Asisten pelatih Pesut Etam itu pun mengingatkan agar para pemainnya benar-benar fokus untuk laga kontra Kalteng Putra yang akan kembali digelar di Stadion Segiri, Samarinda, Selasa (22/10/2019).

"Kami harus melihat lawan setelah ini, yaitu Kalteng Putra. Bagaimana pun target kami harus meraih tiga poin," lanjut Amiruddin.

Borneo FC pantas untuk optimistis menghadapi laga kontra Kalteng Putra.

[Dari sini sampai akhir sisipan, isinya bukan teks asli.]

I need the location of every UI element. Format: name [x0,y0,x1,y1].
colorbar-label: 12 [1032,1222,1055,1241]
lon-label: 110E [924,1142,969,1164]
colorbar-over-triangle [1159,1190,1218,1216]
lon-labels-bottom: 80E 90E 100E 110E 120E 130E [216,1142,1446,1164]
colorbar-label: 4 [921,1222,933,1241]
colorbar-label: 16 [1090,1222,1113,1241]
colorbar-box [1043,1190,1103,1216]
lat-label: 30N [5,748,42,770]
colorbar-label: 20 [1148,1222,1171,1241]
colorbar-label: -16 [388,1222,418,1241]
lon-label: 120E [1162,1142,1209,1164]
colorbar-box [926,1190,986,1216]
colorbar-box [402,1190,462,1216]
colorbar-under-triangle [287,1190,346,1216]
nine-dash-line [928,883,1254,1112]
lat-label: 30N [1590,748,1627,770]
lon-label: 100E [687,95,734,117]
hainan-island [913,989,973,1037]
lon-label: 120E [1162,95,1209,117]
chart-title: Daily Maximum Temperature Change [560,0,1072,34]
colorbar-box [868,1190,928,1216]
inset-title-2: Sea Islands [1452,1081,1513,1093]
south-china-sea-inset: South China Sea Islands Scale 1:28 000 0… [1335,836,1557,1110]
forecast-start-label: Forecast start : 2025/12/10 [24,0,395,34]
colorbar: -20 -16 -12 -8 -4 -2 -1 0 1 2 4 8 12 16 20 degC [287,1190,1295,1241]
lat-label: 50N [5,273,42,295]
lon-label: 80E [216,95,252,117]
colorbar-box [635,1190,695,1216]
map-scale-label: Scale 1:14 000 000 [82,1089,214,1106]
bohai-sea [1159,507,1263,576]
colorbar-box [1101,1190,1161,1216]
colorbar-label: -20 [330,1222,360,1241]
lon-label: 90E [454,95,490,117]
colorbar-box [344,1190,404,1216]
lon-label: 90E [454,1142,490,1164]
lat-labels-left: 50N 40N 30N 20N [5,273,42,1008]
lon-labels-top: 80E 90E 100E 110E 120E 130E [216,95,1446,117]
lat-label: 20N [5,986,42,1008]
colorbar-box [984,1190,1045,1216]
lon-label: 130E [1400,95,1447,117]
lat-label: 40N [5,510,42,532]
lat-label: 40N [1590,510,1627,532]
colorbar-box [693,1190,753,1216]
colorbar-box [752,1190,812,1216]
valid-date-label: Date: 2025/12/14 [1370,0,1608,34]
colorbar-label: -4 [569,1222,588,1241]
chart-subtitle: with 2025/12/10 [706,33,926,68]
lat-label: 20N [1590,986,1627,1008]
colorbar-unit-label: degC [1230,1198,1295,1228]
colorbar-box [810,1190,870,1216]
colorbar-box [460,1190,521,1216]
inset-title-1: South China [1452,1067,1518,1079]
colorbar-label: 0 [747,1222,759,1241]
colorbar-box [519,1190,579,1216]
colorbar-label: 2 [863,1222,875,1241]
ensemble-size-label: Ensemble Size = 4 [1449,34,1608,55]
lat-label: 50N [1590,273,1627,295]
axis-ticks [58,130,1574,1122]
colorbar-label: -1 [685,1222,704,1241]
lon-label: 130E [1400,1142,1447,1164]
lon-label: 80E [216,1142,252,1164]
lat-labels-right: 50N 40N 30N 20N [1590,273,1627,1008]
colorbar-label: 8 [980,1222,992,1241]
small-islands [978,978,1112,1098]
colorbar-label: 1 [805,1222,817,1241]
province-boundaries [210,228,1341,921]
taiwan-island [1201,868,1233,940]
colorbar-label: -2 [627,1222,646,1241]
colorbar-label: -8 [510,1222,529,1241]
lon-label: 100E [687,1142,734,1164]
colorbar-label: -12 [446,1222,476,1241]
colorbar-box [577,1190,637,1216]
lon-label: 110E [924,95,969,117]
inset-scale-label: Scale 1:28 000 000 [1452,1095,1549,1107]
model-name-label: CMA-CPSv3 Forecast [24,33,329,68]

Selain karena Borneo FC baru mendapatkan kemenangan telak atas Bali United, tapi tim tamu baru saja kalah telak 0-3 dari Barito Putera.

 

2 dari 2 halaman

Tak Boleh Remehkan Kalteng Putra

Kekalahan 0-3 yang dialami Kalteng Putra dalam laga terakhirnya tak layak untuk dijadikan tolok ukur Borneo FC bisa menang mudah atas tim berjulukan Laskar Isen Mulang itu. Motivasi Gede Sukadana dkk. untuk bangkit tentu bisa saja terjadi dalam laga di Stadion Segiri.

"Kami mendengar Kalteng Putra ada banyak masalah, tapi di luar masalah yang dihadapi tim lawan, jangan sampai anak-anak menjadi jemawa. Kami harus tetap respek terhadap lawan kami karena atmosfer setiap pertandingan berbeda. Kami tak mau pemain menganggap pertandingan akan mudah karena itu bisa membuat pertandingan tak berjalan sesuai keinginan kami," ujar Amiruddin.